Sometimes it is difficult to discern if it is actually raining or the sound of falling rain is the water dripping through the leaves of the trees that surround our property. I now understand the term "rainforest." The rain from the sky can end, yet the residual water that is caught in the leaves of the forest jungle can "rain" for a long time later.
The shur-shurring of water sliding down the long green leaves of the immense diversity of trees that ring the edge of our property is a gentle whisper. I can fully comprehend the devastation of deforestation by the example of this rainforest. The trees are a water catchment system. The thousands of square meters of the leaf surfaces capture and slowly filter untold liters of rain. The forest slows down the rate of impact of the water into the ground. The plants with their long roots living under the canopy absorb and direct all this water deep under the surface of the top soil. Without trees, there is no undergrowth. Without undergrowth, there is bare earth. Rain hitting bare earth just runs along the surface taking any valuable top soil with it. When the sun hits bare earth, it bakes like clay preventing any chance of green growth.

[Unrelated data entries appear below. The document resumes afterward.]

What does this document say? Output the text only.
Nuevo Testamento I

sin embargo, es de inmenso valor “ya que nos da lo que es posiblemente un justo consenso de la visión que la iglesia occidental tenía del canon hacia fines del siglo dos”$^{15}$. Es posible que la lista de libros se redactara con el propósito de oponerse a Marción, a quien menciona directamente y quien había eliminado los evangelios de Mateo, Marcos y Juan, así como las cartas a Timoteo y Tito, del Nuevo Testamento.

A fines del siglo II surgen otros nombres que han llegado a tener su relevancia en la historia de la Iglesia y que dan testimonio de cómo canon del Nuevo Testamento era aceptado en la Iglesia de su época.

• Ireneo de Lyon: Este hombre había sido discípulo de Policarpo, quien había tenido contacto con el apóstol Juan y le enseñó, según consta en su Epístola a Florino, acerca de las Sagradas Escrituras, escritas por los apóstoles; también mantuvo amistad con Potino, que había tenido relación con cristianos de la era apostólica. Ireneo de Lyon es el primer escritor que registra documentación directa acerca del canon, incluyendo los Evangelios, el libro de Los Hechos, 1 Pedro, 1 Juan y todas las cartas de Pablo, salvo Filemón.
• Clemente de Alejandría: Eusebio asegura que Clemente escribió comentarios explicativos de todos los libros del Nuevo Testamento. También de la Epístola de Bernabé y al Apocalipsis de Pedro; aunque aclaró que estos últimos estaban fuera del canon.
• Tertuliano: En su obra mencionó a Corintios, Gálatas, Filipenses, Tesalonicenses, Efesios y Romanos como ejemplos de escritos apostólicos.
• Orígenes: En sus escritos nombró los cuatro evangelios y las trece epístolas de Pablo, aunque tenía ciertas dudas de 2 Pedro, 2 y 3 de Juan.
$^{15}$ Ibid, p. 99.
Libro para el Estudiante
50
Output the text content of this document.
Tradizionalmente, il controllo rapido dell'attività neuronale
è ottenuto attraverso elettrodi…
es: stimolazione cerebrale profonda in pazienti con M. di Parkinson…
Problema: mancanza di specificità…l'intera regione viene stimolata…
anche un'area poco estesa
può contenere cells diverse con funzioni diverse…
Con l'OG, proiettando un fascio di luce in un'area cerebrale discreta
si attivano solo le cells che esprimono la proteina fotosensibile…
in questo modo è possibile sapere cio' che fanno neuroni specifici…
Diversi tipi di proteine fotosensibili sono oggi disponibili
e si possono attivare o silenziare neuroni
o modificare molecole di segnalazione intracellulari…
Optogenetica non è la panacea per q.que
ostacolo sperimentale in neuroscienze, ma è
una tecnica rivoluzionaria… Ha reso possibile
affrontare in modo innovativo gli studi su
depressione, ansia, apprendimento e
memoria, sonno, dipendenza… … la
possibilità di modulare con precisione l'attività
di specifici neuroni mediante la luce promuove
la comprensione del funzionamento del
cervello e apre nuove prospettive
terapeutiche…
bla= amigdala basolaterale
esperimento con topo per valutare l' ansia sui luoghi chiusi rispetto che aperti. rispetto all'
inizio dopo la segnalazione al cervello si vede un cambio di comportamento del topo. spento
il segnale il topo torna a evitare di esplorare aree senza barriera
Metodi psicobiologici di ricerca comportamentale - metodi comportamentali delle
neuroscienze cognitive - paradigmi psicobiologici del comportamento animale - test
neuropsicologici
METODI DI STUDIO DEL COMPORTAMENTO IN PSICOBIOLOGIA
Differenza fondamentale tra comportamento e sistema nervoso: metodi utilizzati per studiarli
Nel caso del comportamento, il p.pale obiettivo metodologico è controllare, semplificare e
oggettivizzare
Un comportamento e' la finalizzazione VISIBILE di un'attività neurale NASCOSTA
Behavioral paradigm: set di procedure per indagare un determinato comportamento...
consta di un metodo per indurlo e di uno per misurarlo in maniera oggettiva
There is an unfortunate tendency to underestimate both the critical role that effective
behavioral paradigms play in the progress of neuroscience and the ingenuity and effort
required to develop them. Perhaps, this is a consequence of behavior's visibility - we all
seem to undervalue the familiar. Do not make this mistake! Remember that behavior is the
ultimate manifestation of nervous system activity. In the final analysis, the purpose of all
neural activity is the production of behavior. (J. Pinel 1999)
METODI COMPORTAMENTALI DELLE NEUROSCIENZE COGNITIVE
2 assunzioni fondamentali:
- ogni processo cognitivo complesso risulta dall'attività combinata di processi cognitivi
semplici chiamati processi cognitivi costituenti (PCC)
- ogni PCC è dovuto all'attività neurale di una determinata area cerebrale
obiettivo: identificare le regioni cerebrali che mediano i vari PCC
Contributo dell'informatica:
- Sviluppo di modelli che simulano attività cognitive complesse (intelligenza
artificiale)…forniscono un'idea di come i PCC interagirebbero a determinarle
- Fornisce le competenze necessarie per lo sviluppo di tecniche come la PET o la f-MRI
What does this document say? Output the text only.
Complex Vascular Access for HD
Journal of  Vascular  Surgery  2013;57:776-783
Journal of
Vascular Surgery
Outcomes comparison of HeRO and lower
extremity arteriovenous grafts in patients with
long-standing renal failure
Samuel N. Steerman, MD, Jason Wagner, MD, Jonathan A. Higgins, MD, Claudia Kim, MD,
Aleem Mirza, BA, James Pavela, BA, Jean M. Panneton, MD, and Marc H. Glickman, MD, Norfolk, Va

The creeks that border the eastern and western edges of the property are running fast now. The surging of water over the broken rock surfaces complements the whispering of the rainforest. Where the two creeks converge at the bottom of the property, like the point of an arrow, the water drops away down a sheer rock face. From the path carved through the jungle on the lower half of our land, we can walk down to see the water fall.
Always a happy day to see these creeks running. During the last dry season (December to March),the country experienced its worst drought in 40 years. Both these creeks dried up. Not a drop of water ran over these falls. It was a frightening sight. Fortunately, our water source did not dry up where some of our neighbors did. I'm convinced that it is the forest that surrounds our water source collecting and storing the scarcity of moisture during that time that allowed our water source to continue to trickle.